In use, OpenFlow controllers may deploy a modular system and a mechanism for modules to listen on OpenFlow events 332 such as PACKET_IN messages. Thus, the content management layer 320 may be implemented as a module or unit on a controller. The content management layer 320 may subscribe to PACKET_IN messages. When the content management layer 320 gets a packet, the content management layer 320 may extract metadata and then discard the packet. This architecture allows the controller side to have, when necessary, multiple content management layers chained together. In addition, the control plane 310 may send flows 334 to a switch implementing the forwarding plane 304, and the flows 334 set up rules for determining flow entries in one or more flow tables cached in the switch.

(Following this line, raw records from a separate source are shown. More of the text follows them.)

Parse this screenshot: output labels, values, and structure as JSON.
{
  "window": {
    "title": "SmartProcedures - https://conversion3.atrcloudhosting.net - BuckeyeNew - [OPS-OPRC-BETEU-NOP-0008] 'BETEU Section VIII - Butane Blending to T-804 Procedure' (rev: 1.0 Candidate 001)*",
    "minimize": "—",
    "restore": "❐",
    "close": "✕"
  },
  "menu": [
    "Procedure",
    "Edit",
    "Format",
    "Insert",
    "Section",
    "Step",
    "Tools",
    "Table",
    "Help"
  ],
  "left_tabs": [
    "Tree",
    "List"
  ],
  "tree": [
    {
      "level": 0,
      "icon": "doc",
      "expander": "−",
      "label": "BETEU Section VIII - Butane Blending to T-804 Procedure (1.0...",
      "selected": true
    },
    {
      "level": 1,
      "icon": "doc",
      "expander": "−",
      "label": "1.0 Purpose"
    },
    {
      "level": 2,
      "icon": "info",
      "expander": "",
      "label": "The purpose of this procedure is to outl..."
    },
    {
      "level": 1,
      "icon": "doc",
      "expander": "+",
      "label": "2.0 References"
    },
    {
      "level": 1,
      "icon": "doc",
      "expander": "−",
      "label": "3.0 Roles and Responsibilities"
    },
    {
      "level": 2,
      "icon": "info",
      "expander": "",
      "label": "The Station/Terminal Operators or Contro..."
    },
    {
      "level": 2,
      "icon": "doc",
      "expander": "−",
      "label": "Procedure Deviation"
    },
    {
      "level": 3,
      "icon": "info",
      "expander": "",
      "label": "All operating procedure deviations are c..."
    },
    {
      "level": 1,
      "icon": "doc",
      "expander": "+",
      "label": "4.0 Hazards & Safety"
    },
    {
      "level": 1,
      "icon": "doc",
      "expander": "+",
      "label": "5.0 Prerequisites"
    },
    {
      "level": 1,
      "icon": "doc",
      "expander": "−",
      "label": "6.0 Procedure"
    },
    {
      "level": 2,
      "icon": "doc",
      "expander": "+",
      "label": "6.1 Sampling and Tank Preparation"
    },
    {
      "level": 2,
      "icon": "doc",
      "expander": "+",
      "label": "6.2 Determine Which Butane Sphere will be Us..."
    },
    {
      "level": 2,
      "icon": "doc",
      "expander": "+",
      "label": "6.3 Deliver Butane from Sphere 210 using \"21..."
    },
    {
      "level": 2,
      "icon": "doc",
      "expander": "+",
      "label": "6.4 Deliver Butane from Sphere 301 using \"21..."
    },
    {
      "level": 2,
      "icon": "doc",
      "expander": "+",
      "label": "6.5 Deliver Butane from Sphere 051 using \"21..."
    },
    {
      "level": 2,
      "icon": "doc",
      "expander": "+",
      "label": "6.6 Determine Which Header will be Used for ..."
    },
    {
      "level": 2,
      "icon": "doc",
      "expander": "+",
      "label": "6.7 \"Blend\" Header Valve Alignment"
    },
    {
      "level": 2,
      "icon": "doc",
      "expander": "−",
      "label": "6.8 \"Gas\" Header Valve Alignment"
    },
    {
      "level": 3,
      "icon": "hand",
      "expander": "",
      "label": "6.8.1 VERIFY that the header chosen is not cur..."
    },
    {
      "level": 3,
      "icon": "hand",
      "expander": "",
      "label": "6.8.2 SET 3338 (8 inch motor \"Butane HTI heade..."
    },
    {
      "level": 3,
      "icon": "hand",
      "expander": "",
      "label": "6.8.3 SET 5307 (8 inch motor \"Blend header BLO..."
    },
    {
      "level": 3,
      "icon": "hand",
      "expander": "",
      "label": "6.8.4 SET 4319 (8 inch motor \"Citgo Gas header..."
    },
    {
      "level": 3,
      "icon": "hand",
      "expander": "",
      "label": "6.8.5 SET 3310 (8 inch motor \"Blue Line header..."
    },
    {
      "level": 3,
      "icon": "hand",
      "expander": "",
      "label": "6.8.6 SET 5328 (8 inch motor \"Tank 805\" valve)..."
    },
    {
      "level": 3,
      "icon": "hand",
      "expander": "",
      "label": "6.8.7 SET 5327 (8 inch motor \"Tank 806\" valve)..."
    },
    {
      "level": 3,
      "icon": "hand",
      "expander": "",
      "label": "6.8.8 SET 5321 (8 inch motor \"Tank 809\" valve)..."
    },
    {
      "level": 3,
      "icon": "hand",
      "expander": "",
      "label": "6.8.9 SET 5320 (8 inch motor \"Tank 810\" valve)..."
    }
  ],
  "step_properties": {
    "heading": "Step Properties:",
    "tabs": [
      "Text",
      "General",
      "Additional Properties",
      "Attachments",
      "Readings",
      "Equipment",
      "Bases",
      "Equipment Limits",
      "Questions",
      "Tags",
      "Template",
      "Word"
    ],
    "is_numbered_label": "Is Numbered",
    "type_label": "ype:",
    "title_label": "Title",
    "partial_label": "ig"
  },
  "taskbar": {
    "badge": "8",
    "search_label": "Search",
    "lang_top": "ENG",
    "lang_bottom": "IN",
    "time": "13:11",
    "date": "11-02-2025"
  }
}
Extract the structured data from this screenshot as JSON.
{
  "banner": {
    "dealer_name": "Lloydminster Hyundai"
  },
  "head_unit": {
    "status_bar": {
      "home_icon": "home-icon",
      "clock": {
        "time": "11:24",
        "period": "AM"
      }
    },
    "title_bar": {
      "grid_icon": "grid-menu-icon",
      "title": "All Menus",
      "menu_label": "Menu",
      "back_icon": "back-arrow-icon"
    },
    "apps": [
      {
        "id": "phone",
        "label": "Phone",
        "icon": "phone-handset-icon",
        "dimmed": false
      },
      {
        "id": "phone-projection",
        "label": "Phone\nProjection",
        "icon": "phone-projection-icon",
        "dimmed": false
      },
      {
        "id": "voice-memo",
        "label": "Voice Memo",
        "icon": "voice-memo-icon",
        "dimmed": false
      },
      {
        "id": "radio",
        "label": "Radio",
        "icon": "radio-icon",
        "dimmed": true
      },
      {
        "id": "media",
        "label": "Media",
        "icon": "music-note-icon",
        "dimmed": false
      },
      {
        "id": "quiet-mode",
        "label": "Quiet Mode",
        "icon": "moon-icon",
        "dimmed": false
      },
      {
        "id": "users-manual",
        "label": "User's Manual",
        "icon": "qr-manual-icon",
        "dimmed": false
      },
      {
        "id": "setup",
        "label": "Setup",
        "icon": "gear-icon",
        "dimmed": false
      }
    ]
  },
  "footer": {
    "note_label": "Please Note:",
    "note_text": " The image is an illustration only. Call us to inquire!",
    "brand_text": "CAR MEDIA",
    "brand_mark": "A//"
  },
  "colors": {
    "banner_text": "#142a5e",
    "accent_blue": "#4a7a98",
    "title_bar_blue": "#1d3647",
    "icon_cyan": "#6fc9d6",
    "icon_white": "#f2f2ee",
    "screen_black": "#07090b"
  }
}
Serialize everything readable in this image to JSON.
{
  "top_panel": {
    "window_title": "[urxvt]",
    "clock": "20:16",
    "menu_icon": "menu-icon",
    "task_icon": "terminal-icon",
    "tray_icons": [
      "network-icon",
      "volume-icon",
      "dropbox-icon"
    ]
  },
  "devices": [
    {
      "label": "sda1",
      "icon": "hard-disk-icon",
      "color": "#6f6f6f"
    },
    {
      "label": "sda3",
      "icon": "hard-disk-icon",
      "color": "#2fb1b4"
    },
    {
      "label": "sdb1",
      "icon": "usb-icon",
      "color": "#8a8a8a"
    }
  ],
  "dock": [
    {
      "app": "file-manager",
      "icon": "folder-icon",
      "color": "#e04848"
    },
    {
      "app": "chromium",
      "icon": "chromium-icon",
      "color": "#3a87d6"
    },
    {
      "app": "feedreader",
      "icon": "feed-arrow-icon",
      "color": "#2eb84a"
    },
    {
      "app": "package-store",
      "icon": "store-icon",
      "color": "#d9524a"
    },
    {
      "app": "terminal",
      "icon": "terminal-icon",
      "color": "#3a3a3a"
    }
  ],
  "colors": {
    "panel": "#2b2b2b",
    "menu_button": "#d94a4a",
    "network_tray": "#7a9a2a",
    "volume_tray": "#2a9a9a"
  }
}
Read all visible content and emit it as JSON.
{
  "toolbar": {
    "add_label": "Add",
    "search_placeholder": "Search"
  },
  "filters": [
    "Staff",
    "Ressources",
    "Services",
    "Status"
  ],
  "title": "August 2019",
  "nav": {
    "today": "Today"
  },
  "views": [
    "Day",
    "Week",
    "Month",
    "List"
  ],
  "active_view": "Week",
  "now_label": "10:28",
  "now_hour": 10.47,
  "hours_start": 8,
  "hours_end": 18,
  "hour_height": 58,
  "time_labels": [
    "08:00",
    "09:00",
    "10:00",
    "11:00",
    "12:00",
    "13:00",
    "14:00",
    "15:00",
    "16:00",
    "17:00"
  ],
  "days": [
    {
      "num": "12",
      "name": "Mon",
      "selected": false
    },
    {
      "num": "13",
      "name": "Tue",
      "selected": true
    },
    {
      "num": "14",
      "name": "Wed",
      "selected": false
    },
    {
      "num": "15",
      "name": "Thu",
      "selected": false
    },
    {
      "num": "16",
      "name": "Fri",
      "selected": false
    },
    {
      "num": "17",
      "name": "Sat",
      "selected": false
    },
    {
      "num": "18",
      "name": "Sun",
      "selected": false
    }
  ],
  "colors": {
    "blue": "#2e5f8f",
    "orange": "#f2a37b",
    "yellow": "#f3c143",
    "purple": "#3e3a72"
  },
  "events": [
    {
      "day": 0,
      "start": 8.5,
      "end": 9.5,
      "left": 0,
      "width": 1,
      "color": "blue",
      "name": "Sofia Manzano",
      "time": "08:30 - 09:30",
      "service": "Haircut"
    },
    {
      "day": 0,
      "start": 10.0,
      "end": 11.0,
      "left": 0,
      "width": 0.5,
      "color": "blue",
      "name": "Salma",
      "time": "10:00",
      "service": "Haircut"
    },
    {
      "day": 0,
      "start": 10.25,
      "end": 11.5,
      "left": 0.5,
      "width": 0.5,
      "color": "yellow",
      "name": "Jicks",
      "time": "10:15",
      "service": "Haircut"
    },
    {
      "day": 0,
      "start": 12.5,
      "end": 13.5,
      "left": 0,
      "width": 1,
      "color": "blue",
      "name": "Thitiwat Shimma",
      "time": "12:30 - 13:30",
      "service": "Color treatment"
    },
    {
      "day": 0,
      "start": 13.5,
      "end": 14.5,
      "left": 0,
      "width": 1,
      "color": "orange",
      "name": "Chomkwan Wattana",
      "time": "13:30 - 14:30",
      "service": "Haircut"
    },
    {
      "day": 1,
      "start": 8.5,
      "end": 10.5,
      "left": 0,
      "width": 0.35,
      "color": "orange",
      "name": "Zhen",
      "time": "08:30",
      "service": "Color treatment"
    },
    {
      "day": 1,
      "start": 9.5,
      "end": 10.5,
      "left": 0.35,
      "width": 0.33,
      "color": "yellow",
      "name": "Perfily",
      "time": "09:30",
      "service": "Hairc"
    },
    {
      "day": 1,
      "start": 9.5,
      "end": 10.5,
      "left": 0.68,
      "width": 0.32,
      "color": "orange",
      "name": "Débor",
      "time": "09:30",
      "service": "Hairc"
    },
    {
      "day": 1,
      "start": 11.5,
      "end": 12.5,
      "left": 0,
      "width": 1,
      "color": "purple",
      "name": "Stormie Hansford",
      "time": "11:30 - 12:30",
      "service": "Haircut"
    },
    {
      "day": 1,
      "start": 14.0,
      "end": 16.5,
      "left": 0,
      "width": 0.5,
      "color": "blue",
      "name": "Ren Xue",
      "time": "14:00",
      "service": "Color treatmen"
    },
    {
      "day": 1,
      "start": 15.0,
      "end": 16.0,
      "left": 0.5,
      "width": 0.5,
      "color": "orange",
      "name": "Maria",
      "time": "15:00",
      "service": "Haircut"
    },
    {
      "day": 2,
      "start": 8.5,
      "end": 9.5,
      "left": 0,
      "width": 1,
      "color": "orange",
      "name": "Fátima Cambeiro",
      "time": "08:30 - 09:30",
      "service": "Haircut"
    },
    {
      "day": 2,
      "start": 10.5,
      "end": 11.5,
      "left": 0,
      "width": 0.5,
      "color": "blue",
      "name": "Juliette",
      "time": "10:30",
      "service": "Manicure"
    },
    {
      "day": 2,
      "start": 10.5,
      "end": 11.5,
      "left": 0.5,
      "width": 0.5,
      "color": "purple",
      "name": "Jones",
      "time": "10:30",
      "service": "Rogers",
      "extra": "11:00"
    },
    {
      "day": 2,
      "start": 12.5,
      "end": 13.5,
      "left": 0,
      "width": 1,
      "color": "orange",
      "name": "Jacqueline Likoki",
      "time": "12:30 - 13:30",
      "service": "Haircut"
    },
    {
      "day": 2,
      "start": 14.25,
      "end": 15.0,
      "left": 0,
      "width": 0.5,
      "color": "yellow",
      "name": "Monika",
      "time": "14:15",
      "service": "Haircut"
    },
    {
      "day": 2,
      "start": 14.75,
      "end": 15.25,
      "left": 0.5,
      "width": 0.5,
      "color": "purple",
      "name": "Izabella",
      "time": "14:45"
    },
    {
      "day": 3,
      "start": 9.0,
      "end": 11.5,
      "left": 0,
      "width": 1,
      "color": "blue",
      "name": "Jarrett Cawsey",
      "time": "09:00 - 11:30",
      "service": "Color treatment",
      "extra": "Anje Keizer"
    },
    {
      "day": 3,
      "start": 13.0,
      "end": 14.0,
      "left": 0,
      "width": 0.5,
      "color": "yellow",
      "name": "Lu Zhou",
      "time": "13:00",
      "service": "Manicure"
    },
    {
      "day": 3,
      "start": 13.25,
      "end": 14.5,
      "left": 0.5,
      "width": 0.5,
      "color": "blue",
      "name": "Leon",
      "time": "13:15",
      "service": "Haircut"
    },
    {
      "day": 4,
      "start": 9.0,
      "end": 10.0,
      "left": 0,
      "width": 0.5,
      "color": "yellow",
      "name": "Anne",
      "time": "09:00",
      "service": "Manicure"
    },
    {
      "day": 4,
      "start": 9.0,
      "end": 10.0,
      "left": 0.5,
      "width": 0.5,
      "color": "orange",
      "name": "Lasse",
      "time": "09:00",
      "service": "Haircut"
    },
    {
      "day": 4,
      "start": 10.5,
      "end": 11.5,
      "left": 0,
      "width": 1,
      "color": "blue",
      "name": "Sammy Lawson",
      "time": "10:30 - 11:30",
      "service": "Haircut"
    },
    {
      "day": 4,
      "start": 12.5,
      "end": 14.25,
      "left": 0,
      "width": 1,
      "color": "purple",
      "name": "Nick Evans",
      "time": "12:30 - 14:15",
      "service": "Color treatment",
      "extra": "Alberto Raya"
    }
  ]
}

The legacy control plane 310 may comprise a flow pusher 312, a topology manager 314, a routing engine 316, and a dynamic traffic allocation engine 318. The content management layer 320 may comprise a content name manager 322, a cache manager 324, and a content metadata manager 326. The content metadata manager 326 may comprise a key-value store, which maps a content name (e.g., a globally unique content name) to some network-extracted metadata. As an example, content size or length is discussed herein as an examplary form of content metadata that is kept in the key-value store.
Modules in the content management layer 320 may fulfill various functionalities such as content identification, content naming, mapping content semantics to TCP/IP semantics, and managing content cashing policies. For example, content identification may use HTTP semantics, which indicates that, if a client in a network sends out an HTTP GET request to another device and receives an HTTP response, it may be conclude that the initial request was a content request which was satisfied by the content carried over HTTP (however, note that the response may be an error, in which case the request and its response may be ignored). Further, content identification may also be handled in a proxy, which may be directly responsible for connection management close to the client. The content management layer 320 may gather content information from the proxy which parses HTTP header to identify content.
There may be a number of caches and proxy nodes which can talk to an OpenFlow controller and announce their capabilities. Thus, the controller may decide to cache a content in a selected location (based on some optimization criteria). The proxy nodes may be configured to transparently demultiplex TCP connections between caches. In addition, some extra functionalities are described below.
To perform network resource allocation such as TE and firewalling by using content metadata (e.g., content length), content metadata first needs to be extracted. Two levels of extraction are discussed in this disclosure, with a first level at the network layer taking advantage of ICN semantics, and a second level going into the application layer.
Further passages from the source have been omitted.